- From: Jonathan Marsh <jmarsh@microsoft.com>
- Date: Fri, 14 Jan 2005 12:15:10 -0800
- To: <public-ws-addressing@w3.org>
I volunteered to come up with a proposal for unique action values for each fault. It was a little nastier than I thought, and a couple of days of reflection haven't brought any simplifying insights. So here 'tis at last. Amendments welcomed!

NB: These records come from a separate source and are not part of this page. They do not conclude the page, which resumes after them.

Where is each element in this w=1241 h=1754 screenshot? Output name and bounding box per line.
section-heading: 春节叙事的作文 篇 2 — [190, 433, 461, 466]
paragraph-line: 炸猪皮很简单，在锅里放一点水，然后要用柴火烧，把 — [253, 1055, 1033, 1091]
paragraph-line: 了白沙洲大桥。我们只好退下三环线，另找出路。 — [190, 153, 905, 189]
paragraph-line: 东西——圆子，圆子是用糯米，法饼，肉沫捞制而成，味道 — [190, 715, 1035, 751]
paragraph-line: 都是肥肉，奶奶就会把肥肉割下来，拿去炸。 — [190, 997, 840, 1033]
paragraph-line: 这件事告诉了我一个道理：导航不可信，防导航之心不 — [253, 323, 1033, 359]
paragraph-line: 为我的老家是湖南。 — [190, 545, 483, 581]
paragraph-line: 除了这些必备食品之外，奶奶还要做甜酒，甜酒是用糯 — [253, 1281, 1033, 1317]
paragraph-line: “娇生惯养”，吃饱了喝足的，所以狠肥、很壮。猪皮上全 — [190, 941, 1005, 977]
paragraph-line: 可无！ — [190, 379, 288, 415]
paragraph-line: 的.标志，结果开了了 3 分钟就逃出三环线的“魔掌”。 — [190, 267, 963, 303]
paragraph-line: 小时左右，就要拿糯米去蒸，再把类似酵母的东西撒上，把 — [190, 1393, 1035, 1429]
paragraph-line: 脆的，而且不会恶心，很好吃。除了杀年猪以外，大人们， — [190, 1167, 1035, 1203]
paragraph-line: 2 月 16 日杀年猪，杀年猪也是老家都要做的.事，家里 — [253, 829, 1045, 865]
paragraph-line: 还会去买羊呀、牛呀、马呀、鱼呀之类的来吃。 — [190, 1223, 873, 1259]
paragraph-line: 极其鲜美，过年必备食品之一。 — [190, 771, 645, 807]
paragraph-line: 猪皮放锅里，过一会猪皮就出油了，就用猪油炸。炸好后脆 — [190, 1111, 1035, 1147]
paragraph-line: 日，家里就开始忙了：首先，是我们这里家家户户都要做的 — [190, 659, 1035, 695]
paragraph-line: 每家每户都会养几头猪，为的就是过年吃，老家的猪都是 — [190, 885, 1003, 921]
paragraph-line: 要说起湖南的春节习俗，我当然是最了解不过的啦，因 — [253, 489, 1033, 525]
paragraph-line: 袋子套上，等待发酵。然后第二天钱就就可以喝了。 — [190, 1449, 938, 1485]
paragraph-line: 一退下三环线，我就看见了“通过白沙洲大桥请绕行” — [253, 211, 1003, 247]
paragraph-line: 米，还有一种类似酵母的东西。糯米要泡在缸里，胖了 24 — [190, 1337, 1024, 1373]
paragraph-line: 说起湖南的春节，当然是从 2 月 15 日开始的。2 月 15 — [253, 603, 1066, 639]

For WSDL 1.1 the pattern for messages is [target namespace]/[port type name]/[input|output name] and for faults could be something like: [target namespace]/[port type name]/[operation name]Fault:[fault name] I try to keep the number of slashes the same (hence the ':' as the second delimiter), and a similarity between the OpNameRequest/OpNameResponse name defaulting convention. For WSDL 2.0 it's not clear which level of fault the Action should be more closely related to. If one wants to correspond to the type of fault, which may be generated by more than one operation, the pattern could extend [target namespace]/[interface name]/[operation name][direction token] to allow faults like this: [target namespace]/[interface name]/[fault name]Fault Or, if matching faults up to a specific operation is necessary, one could come up with a convention like: [target namespace]/[interface name]/[operation name]Fault:[fault name] But there's one catch. In WSDL 2.0 the fault name is a QName, so the targetNamespace needs to be encoded in some fashion. No clean way to this is apparent (even WSDL 2.0 component designators are pretty messy, e.g. not canonically comparable, in this case). Here I add the targetNamespace appropriately escaped: [target namespace]/[interface name]/[operation name]Fault:[fault local name][escaped fault namespace] Where the escaped fault namespace is the URI with "/" replaced with "%2F". My 2 cents: First of all, it's not clear to me which would be the most common usage case for Action on faults - that a fixed Action would be used with all faults, that the Action would correspond to the type of fault, or that the Action would correspond to a fault participating in a particular operation's message exchange pattern (or some other grouping altogether). None of these seem to be obviously in the 80% case. It seems to me that no matter which default we choose, the majority of the time the default will need to be overridden by an explicit wsa:Action value. The fixed default doesn't seem much less usable than the alternatives, and certainly is a lot simpler. The question is, what will we gain in the 80% case by a more complex fault Action algorithm?